= Dollars Colony =

Residential area of Bangalore, India

Dollars Colony is an upmarket residential area in Bangalore, India. It is situated towards the south of Bangalore Central Business District. It is located 874 meters above mean sea level.

Many Non-Resident Indians stay there, the name Dollars Colony being thus due to the locality.

==Overview==
This colony is actually in Nagashettyhalli area about 300 meters from Nagashettyhalli local bus stand. Adjacent to it and towards western side is the RMV (Raj Mahal Vilas) Phase II HIG Colony. There is the prestigious RMV club in the RMV II HIG Colony area having all the indoor games facilities and also has a function hall and attached catering. There is a tree park in the RMV II HIG Colony where people go in the morning and evening for walks in the park. The park has open air free manual gym which is an attractive item in the area.

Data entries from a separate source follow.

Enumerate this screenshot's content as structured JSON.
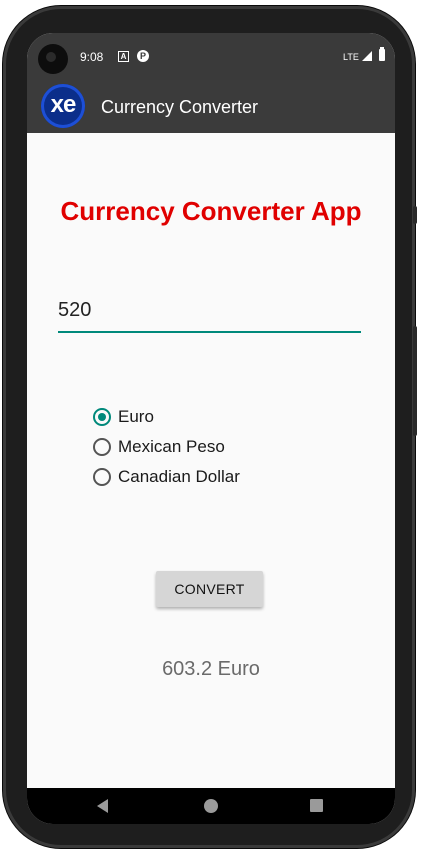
{
  "status_bar": {
    "time": "9:08",
    "notif_a": "A",
    "notif_p": "P",
    "network": "LTE",
    "icons": [
      "notification-a-icon",
      "notification-p-icon",
      "signal-icon",
      "battery-icon"
    ]
  },
  "app_bar": {
    "logo_text": "xe",
    "title": "Currency Converter"
  },
  "main": {
    "heading": "Currency Converter App",
    "heading_color": "#e00000",
    "amount_value": "520",
    "accent_color": "#00897b",
    "currencies": [
      {
        "label": "Euro",
        "checked": true
      },
      {
        "label": "Mexican Peso",
        "checked": false
      },
      {
        "label": "Canadian Dollar",
        "checked": false
      }
    ],
    "convert_label": "CONVERT",
    "result": "603.2 Euro"
  },
  "nav_bar": {
    "icons": [
      "back-icon",
      "home-icon",
      "recents-icon"
    ]
  }
}
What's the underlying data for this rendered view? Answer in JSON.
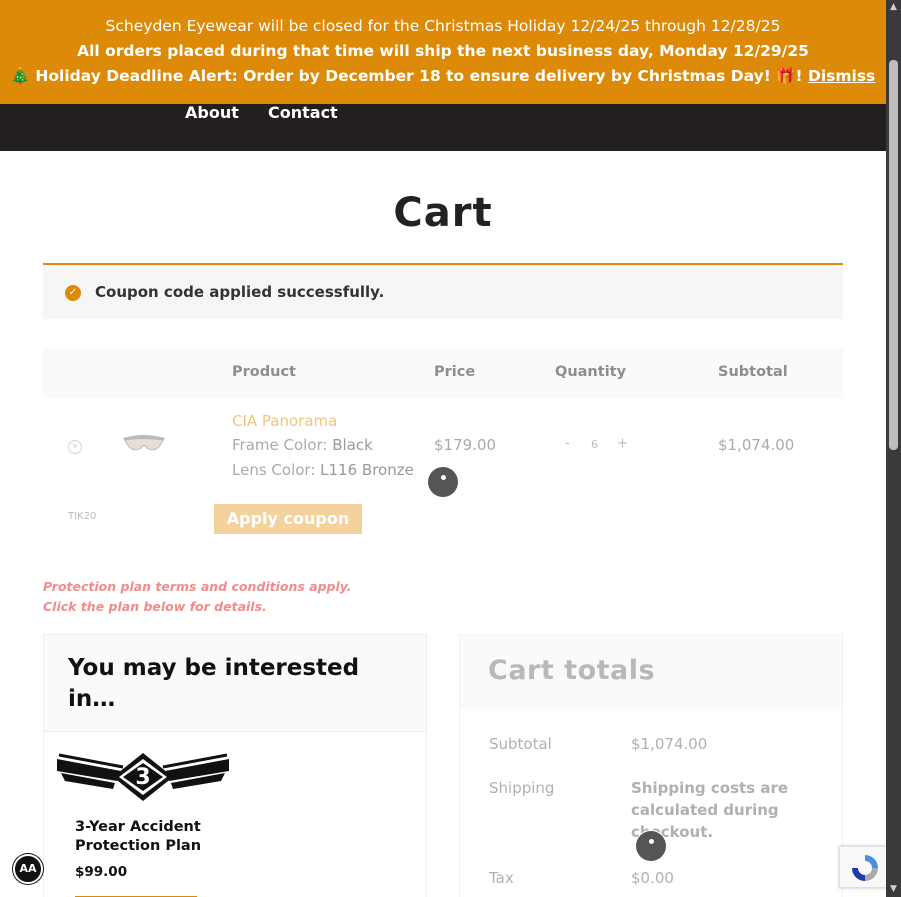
{
  "banner": {
    "line1": "Scheyden Eyewear will be closed for the Christmas Holiday 12/24/25 through 12/28/25",
    "line2": "All orders placed during that time will ship the next business day, Monday 12/29/25",
    "line3": "🎄 Holiday Deadline Alert: Order by December 18 to ensure delivery by Christmas Day! 🎁!",
    "dismiss": "Dismiss",
    "color": "#dd8a08"
  },
  "nav": {
    "items": [
      {
        "label": "About"
      },
      {
        "label": "Contact"
      }
    ],
    "background": "#231f20"
  },
  "page_title": "Cart",
  "notice": {
    "icon": "check-circle-icon",
    "message": "Coupon code applied successfully."
  },
  "cart": {
    "headers": {
      "product": "Product",
      "price": "Price",
      "quantity": "Quantity",
      "subtotal": "Subtotal"
    },
    "items": [
      {
        "name": "CIA Panorama",
        "attributes": [
          {
            "label": "Frame Color:",
            "value": "Black"
          },
          {
            "label": "Lens Color:",
            "value": "L116 Bronze"
          }
        ],
        "price": "$179.00",
        "quantity": {
          "minus": "-",
          "value": "6",
          "plus": "+"
        },
        "subtotal": "$1,074.00"
      }
    ],
    "coupon": {
      "value": "TIK20",
      "button": "Apply coupon"
    }
  },
  "plan_note": {
    "line1": "Protection plan terms and conditions apply.",
    "line2": "Click the plan below for details."
  },
  "interested": {
    "title": "You may be interested in…",
    "badge_number": "3",
    "product": {
      "name": "3-Year Accident Protection Plan",
      "price": "$99.00"
    }
  },
  "totals": {
    "title": "Cart totals",
    "subtotal_label": "Subtotal",
    "subtotal_value": "$1,074.00",
    "shipping_label": "Shipping",
    "shipping_value": "Shipping costs are calculated during checkout.",
    "tax_label": "Tax",
    "tax_value": "$0.00"
  },
  "accessibility": {
    "label": "AA"
  }
}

In this area there is a multi storeyed housing complex known as Pebble Bay consisting of six towers 22 storeys each composed of lavish three- or four-bedroom flats. This housing complex is well known in this area and has a club house and shopping store of its own.

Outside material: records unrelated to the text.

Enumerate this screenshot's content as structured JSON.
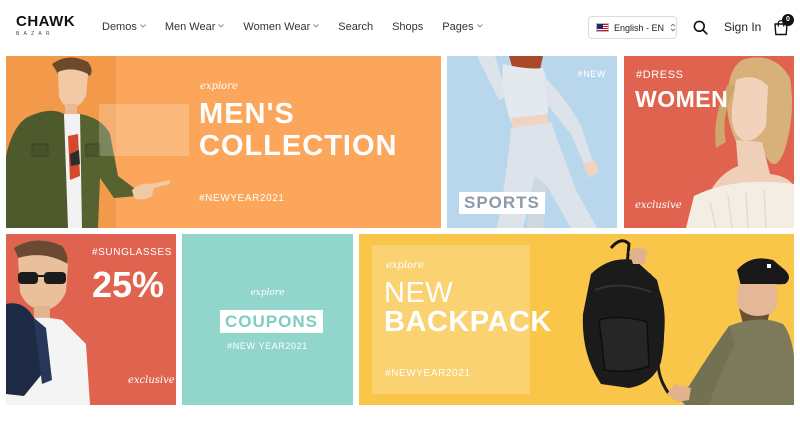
{
  "header": {
    "logo": {
      "main": "CHAWK",
      "sub": "BAZAR"
    },
    "nav": [
      {
        "label": "Demos",
        "has_dropdown": true
      },
      {
        "label": "Men Wear",
        "has_dropdown": true
      },
      {
        "label": "Women Wear",
        "has_dropdown": true
      },
      {
        "label": "Search",
        "has_dropdown": false
      },
      {
        "label": "Shops",
        "has_dropdown": false
      },
      {
        "label": "Pages",
        "has_dropdown": true
      }
    ],
    "language": {
      "label": "English - EN",
      "flag_icon": "us-flag-icon"
    },
    "search_icon": "search-icon",
    "signin_label": "Sign In",
    "cart": {
      "icon": "shopping-bag-icon",
      "count": "0"
    }
  },
  "banners": {
    "men": {
      "explore": "explore",
      "title_line1": "MEN'S",
      "title_line2": "COLLECTION",
      "tag": "#NEWYEAR2021",
      "bg": "#fba65a"
    },
    "sports": {
      "tag": "#NEW",
      "label": "SPORTS",
      "bg": "#b9d7ec"
    },
    "women": {
      "tag": "#DRESS",
      "title": "WOMEN",
      "note": "exclusive",
      "bg": "#e0634f"
    },
    "sunglasses": {
      "tag": "#SUNGLASSES",
      "title": "25%",
      "note": "exclusive",
      "bg": "#e0634f"
    },
    "coupons": {
      "explore": "explore",
      "label": "COUPONS",
      "tag": "#NEW YEAR2021",
      "bg": "#92d6cb"
    },
    "backpack": {
      "explore": "explore",
      "title_line1": "NEW",
      "title_line2": "BACKPACK",
      "tag": "#NEWYEAR2021",
      "bg": "#f9c649"
    }
  }
}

== Nearby market places ==
There are many markets in this area. The nearest is at about 0.5 km distance and known as Sanjay Nagar main road market. At about 1 km distance another prominent market is there known as New Bel Road market. In fact Nagashettyhalli area is dotted with small small shops in the main as well as cross roads in this area and all of them are accessible within a distance of 1 km.

== Air ==
The Bangalore airport is about 29 km from there and in normal traffic hours takes 35-40 minutes time by taxi.

== Rail ==
Lottegollahalli and Hebbal are the nearest railway stations. Bangalore City Junction is the major railway station and is 7 km distant. Yeshwanthpur Junction is another major railway station and is 3.9 km distant.

== Road ==
Bangalore, Yelahanka, Bommanahalli, Krishnarajapura, Kengeri, Hosakote, Dasarahalli, Devanahalli, Doddaballapura, Magadi, Nelamangala are the nearby by towns to Bangalore having road connectivity to Bangalore and Dollars Colony.

== Bus ==
Lottegollahalli Railway Colony Bus Station, Nagashettyhalli Bus Station, Devasandra (Rajmahal Vilas) Bus Station, Lottegollahalli Bus Station, Patelappa Layout Bus Station are the nearby by Local Bus Stops to Dollars Colony.